Placing the responsibility of our cognitive faculties to detect truth in an electical device is what led Ron down the path to his delusive madness at life’s end.
Keep writing Bruce!
Mark Fulton says
Great insight to what is really going on. While a never in, i just could not come to grips of why someone with just a smattering of electricity education would understand that this meter would read ‘the mass of a thought’. I am sure the reasoning was that this ‘mass’ influenced the chemical working of the body to vary the resistance the meter could read. But this interaction always made me feel ‘wonky’.
Cece says
“And those false memories can not be distinguished from real ones”. Scary shit. I’m thankfull that outside a lab it is possible. My recent self recovery process is mid addressing a few incidents I’m no longer ‘sure’ of. I’ve found a significant amount of what I thought to have happened in the last 40 years to be actually quiet different then I thought – that’s just by going thru written documents. This then has brought on questioning my past as ‘uncovered’ (or made up) in thousands of hours of auditing. Thank you for the discussion right when I was ready 🙂
Brian says
Go Cece…… I send you hugs and hellos across the airwaves!!
Cece says
Thank you Brian 🙂
T-Marie says
Cece, experiments have been done where they convinced people, with absolute certainty, that they had flown in a hot air balloon, when in fact they never had!! These people even added to their stories of doing it. So, whenever I find out I actually don’t remember something exactly as it happened, I think of that and don’t feel quite as bad. 🙂
thegman77 says
T-Marie, back in the 80s in San Francisco, I was driving down the side of a mountain in mid morning traffic on my motorcycle, came to an intersection and a car going in the reverse direction from mine swerved and headed straight for me. I jumped off the bike and let it drop. The car, instead, hit the center concrete, hit a standing traffic sign and stopped. The woman inside was unconscious, the engine was revved to the max and all doors were locked. I raced over to a stopped semi and yelled to the driver asking if he had a lug wrench. He did, threw it down to me and I raced back, smashed the left rear window, reached through and unlocked the woman’s door, turned off the motor and released her seat belt. All this was less than a minute. As soon as help arrived, I left my name and address and went on my way.

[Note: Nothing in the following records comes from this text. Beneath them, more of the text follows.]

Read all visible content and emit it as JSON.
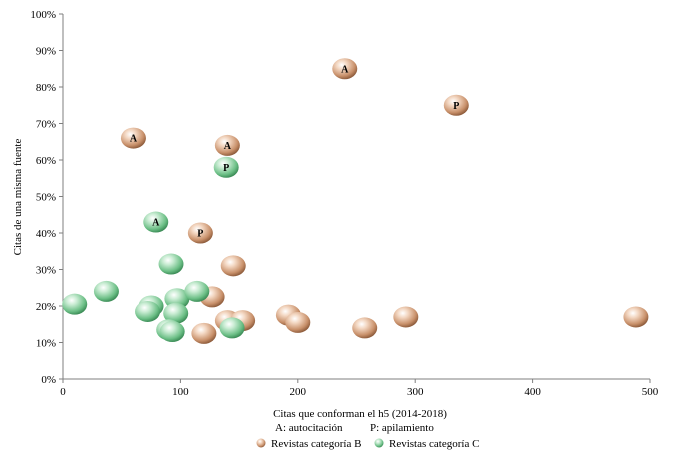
{
  "chart_data": {
    "type": "scatter",
    "xlabel": "Citas  que conforman  el  h5 (2014-2018)",
    "ylabel": "Citas de una misma  fuente",
    "xlim": [
      0,
      500
    ],
    "ylim": [
      0,
      100
    ],
    "x_ticks": [
      0,
      100,
      200,
      300,
      400,
      500
    ],
    "y_ticks": [
      0,
      10,
      20,
      30,
      40,
      50,
      60,
      70,
      80,
      90,
      100
    ],
    "y_unit": "%",
    "grid": false,
    "legend_position": "bottom",
    "notes": [
      "A: autocitación",
      "P: apilamiento"
    ],
    "series": [
      {
        "name": "Revistas categoría B",
        "color": "#c8906a",
        "points": [
          {
            "x": 60,
            "y": 66,
            "label": "A"
          },
          {
            "x": 140,
            "y": 64,
            "label": "A"
          },
          {
            "x": 240,
            "y": 85,
            "label": "A"
          },
          {
            "x": 335,
            "y": 75,
            "label": "P"
          },
          {
            "x": 117,
            "y": 40,
            "label": "P"
          },
          {
            "x": 145,
            "y": 31,
            "label": ""
          },
          {
            "x": 127,
            "y": 22.5,
            "label": ""
          },
          {
            "x": 140,
            "y": 16,
            "label": ""
          },
          {
            "x": 153,
            "y": 16,
            "label": ""
          },
          {
            "x": 120,
            "y": 12.5,
            "label": ""
          },
          {
            "x": 192,
            "y": 17.5,
            "label": ""
          },
          {
            "x": 200,
            "y": 15.5,
            "label": ""
          },
          {
            "x": 257,
            "y": 14,
            "label": ""
          },
          {
            "x": 292,
            "y": 17,
            "label": ""
          },
          {
            "x": 488,
            "y": 17,
            "label": ""
          }
        ]
      },
      {
        "name": "Revistas categoría C",
        "color": "#6cbf86",
        "points": [
          {
            "x": 139,
            "y": 58,
            "label": "P"
          },
          {
            "x": 79,
            "y": 43,
            "label": "A"
          },
          {
            "x": 92,
            "y": 31.5,
            "label": ""
          },
          {
            "x": 10,
            "y": 20.5,
            "label": ""
          },
          {
            "x": 37,
            "y": 24,
            "label": ""
          },
          {
            "x": 75,
            "y": 20,
            "label": ""
          },
          {
            "x": 72,
            "y": 18.5,
            "label": ""
          },
          {
            "x": 97,
            "y": 22,
            "label": ""
          },
          {
            "x": 114,
            "y": 24,
            "label": ""
          },
          {
            "x": 96,
            "y": 18,
            "label": ""
          },
          {
            "x": 90,
            "y": 13.5,
            "label": ""
          },
          {
            "x": 93,
            "y": 13,
            "label": ""
          },
          {
            "x": 144,
            "y": 14,
            "label": ""
          }
        ]
      }
    ]
  }
}
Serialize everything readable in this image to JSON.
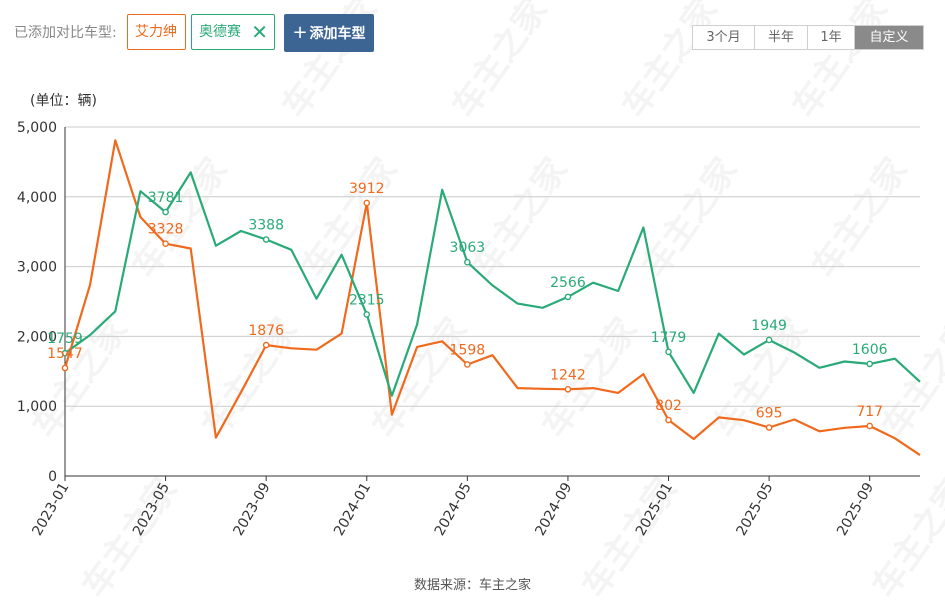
{
  "compare": {
    "label": "已添加对比车型:",
    "models": [
      {
        "name": "艾力绅",
        "color": "#f06a1d"
      },
      {
        "name": "奥德赛",
        "color": "#2aaa78",
        "close_icon": "close-icon"
      }
    ],
    "add_label": "添加车型",
    "add_icon": "plus-icon"
  },
  "ranges": [
    {
      "label": "3个月",
      "active": false
    },
    {
      "label": "半年",
      "active": false
    },
    {
      "label": "1年",
      "active": false
    },
    {
      "label": "自定义",
      "active": true
    }
  ],
  "unit_label": "(单位：辆)",
  "source": "数据来源：车主之家",
  "watermark": "车主之家",
  "chart_data": {
    "type": "line",
    "ylim": [
      0,
      5000
    ],
    "yticks": [
      0,
      1000,
      2000,
      3000,
      4000,
      5000
    ],
    "ytick_labels": [
      "0",
      "1,000",
      "2,000",
      "3,000",
      "4,000",
      "5,000"
    ],
    "x": [
      "2023-01",
      "2023-02",
      "2023-03",
      "2023-04",
      "2023-05",
      "2023-06",
      "2023-07",
      "2023-08",
      "2023-09",
      "2023-10",
      "2023-11",
      "2023-12",
      "2024-01",
      "2024-02",
      "2024-03",
      "2024-04",
      "2024-05",
      "2024-06",
      "2024-07",
      "2024-08",
      "2024-09",
      "2024-10",
      "2024-11",
      "2024-12",
      "2025-01",
      "2025-02",
      "2025-03",
      "2025-04",
      "2025-05",
      "2025-06",
      "2025-07",
      "2025-08",
      "2025-09",
      "2025-10",
      "2025-11"
    ],
    "xtick_labels": [
      "2023-01",
      "2023-05",
      "2023-09",
      "2024-01",
      "2024-05",
      "2024-09",
      "2025-01",
      "2025-05",
      "2025-09"
    ],
    "grid": true,
    "series": [
      {
        "name": "艾力绅",
        "color": "#f06a1d",
        "values": [
          1547,
          2740,
          4810,
          3710,
          3328,
          3260,
          550,
          1200,
          1876,
          1830,
          1810,
          2040,
          3912,
          880,
          1850,
          1930,
          1598,
          1730,
          1260,
          1250,
          1242,
          1260,
          1190,
          1460,
          802,
          530,
          840,
          800,
          695,
          810,
          640,
          690,
          717,
          540,
          300
        ],
        "labeled_indices": [
          0,
          4,
          8,
          12,
          16,
          20,
          24,
          28,
          32
        ],
        "labels": [
          "1547",
          "3328",
          "1876",
          "3912",
          "1598",
          "1242",
          "802",
          "695",
          "717"
        ]
      },
      {
        "name": "奥德赛",
        "color": "#2aaa78",
        "values": [
          1759,
          2020,
          2360,
          4080,
          3781,
          4350,
          3300,
          3510,
          3388,
          3240,
          2540,
          3170,
          2315,
          1150,
          2170,
          4100,
          3063,
          2730,
          2470,
          2410,
          2566,
          2770,
          2650,
          3560,
          1779,
          1190,
          2040,
          1740,
          1949,
          1770,
          1550,
          1640,
          1606,
          1680,
          1350
        ],
        "labeled_indices": [
          0,
          4,
          8,
          12,
          16,
          20,
          24,
          28,
          32
        ],
        "labels": [
          "1759",
          "3781",
          "3388",
          "2315",
          "3063",
          "2566",
          "1779",
          "1949",
          "1606"
        ]
      }
    ]
  }
}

Days later, I got a call from someone’s insurance company asking if I’d seen the accident and would I please put down what I observed. As it was fresh in my mind, I did so and sent it in. Two weeks later, I got a letter back stating that the accident COULD NOT HAVE HAPPENED the way it said and added proof to it.

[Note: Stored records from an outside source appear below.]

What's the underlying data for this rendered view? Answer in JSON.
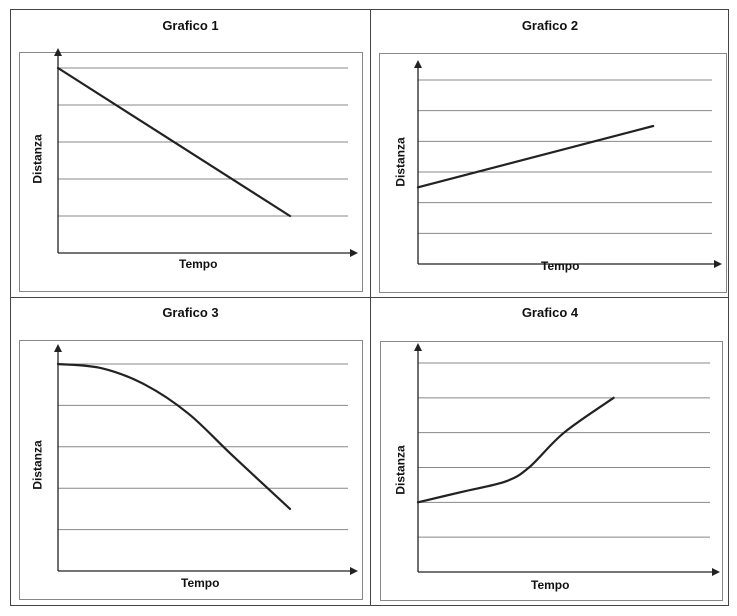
{
  "chart_data": [
    {
      "type": "line",
      "title": "Grafico 1",
      "xlabel": "Tempo",
      "ylabel": "Distanza",
      "grid": true,
      "ylim": [
        0,
        5
      ],
      "xlim": [
        0,
        1
      ],
      "series": [
        {
          "x": [
            0,
            0.8
          ],
          "y": [
            5,
            1
          ]
        }
      ]
    },
    {
      "type": "line",
      "title": "Grafico 2",
      "xlabel": "Tempo",
      "ylabel": "Distanza",
      "grid": true,
      "ylim": [
        0,
        6
      ],
      "xlim": [
        0,
        1
      ],
      "series": [
        {
          "x": [
            0,
            0.8
          ],
          "y": [
            2.5,
            4.5
          ]
        }
      ]
    },
    {
      "type": "line",
      "title": "Grafico 3",
      "xlabel": "Tempo",
      "ylabel": "Distanza",
      "grid": true,
      "ylim": [
        0,
        5
      ],
      "xlim": [
        0,
        1
      ],
      "series": [
        {
          "x": [
            0,
            0.15,
            0.3,
            0.45,
            0.6,
            0.8
          ],
          "y": [
            5,
            4.9,
            4.5,
            3.8,
            2.8,
            1.5
          ]
        }
      ]
    },
    {
      "type": "line",
      "title": "Grafico 4",
      "xlabel": "Tempo",
      "ylabel": "Distanza",
      "grid": true,
      "ylim": [
        0,
        6
      ],
      "xlim": [
        0,
        1
      ],
      "series": [
        {
          "x": [
            0,
            0.15,
            0.3,
            0.38,
            0.5,
            0.67
          ],
          "y": [
            2,
            2.3,
            2.6,
            3,
            4,
            5
          ]
        }
      ]
    }
  ]
}
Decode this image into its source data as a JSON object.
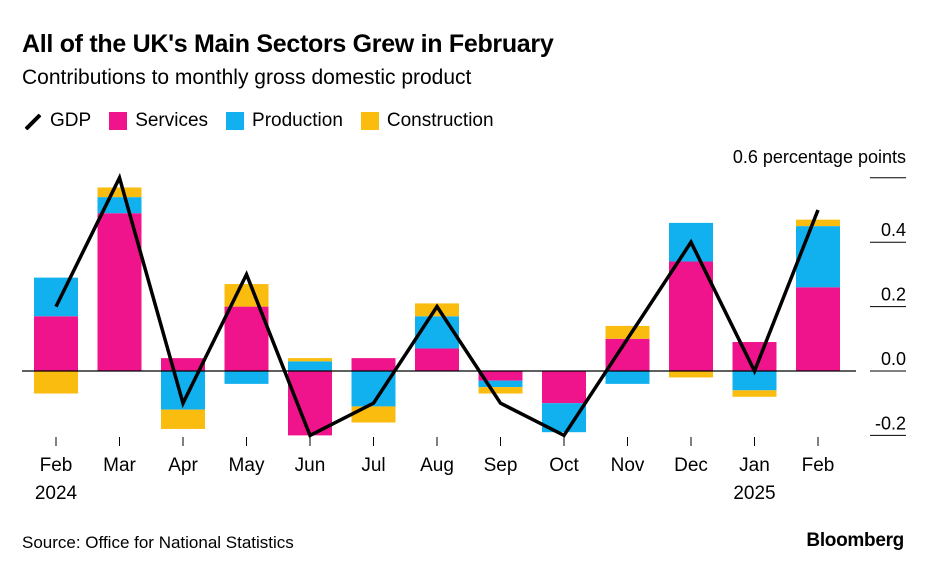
{
  "chart_data": {
    "type": "bar",
    "title": "All of the UK's Main Sectors Grew in February",
    "subtitle": "Contributions to monthly gross domestic product",
    "unit_label": "0.6 percentage points",
    "categories": [
      "Feb",
      "Mar",
      "Apr",
      "May",
      "Jun",
      "Jul",
      "Aug",
      "Sep",
      "Oct",
      "Nov",
      "Dec",
      "Jan",
      "Feb"
    ],
    "year_labels": [
      "2024",
      "",
      "",
      "",
      "",
      "",
      "",
      "",
      "",
      "",
      "",
      "2025",
      ""
    ],
    "stacked": true,
    "series": [
      {
        "name": "Services",
        "color": "#f0148c",
        "values": [
          0.17,
          0.49,
          0.04,
          0.2,
          -0.2,
          0.04,
          0.07,
          -0.03,
          -0.1,
          0.1,
          0.34,
          0.09,
          0.26
        ]
      },
      {
        "name": "Production",
        "color": "#11b0ef",
        "values": [
          0.12,
          0.05,
          -0.12,
          -0.04,
          0.03,
          -0.11,
          0.1,
          -0.02,
          -0.09,
          -0.04,
          0.12,
          -0.06,
          0.19
        ]
      },
      {
        "name": "Construction",
        "color": "#fbbc10",
        "values": [
          -0.07,
          0.03,
          -0.06,
          0.07,
          0.01,
          -0.05,
          0.04,
          -0.02,
          0.0,
          0.04,
          -0.02,
          -0.02,
          0.02
        ]
      }
    ],
    "line_series": {
      "name": "GDP",
      "color": "#000000",
      "values": [
        0.2,
        0.6,
        -0.1,
        0.3,
        -0.2,
        -0.1,
        0.2,
        -0.1,
        -0.2,
        0.1,
        0.4,
        0.0,
        0.5
      ]
    },
    "y_ticks": [
      0.6,
      0.4,
      0.2,
      0.0,
      -0.2
    ],
    "y_tick_labels": [
      "",
      "0.4",
      "0.2",
      "0.0",
      "-0.2"
    ],
    "ylim": [
      -0.2,
      0.6
    ],
    "legend_position": "top-left",
    "grid": false
  },
  "source": "Source: Office for National Statistics",
  "brand": "Bloomberg"
}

To this day, I still see it happening the way I described it. And I was very wrong. Talk about being wrong!!! LOL
T-Marie says
Wow, the gman77!!!!
This is why my motto is: I can be wrong. 😉
T-Marie says
Bruce, speaking of false memories reminded me of an excellent video about the placebo effect, done by Derren Brown. I’d suggest anyone who’s been in Scn watch this.
Fear and Faith is a fascinating view into the “Placebo Effect” and how much a human brain can effect ones neurology through the power of belief.

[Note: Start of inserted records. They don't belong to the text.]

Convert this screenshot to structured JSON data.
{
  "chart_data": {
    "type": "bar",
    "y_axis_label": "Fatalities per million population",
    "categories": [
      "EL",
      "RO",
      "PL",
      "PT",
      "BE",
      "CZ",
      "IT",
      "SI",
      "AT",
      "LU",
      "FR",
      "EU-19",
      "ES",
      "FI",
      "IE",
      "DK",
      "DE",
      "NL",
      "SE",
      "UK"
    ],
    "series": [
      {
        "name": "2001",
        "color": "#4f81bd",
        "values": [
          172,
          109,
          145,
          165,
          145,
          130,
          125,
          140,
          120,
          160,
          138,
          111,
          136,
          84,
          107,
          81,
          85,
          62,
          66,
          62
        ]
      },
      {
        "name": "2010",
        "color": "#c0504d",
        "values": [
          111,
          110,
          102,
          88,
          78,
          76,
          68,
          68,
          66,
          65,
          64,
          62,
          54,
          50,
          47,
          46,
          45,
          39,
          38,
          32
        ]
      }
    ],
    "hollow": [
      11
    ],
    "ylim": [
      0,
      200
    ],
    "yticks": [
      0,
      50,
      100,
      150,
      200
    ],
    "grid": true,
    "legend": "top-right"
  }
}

https://youtu.be/y2XHDLuBZSw
thegman77 says
WHERE is “belief”? Where is it formed? The brain? The mind? They are two different items and were not included in the testing.
Wynski says
thegman77. Incorrect. Mind/brain have NO been scientifically shown to be different things.
On The Wall That Trump Won't Build says
Thanks I was wondering this too. False memories. Also Im not a scientist. Found all this interesting about electricity and the body. I take the emotional view. But we have emotion in all those nerves in the brain and that should be kept in mind as a caring human. Sorry for all you ex Scientologist that you got your emotions and everything controlled all in the name of “science”.Maybe I’m wrong. I love to learn about religions. And science. And PTSD. I’m going to see if there’s a blog about this. But a blog about the emotional impact being audited took an effect on people. Or was maybe an episode?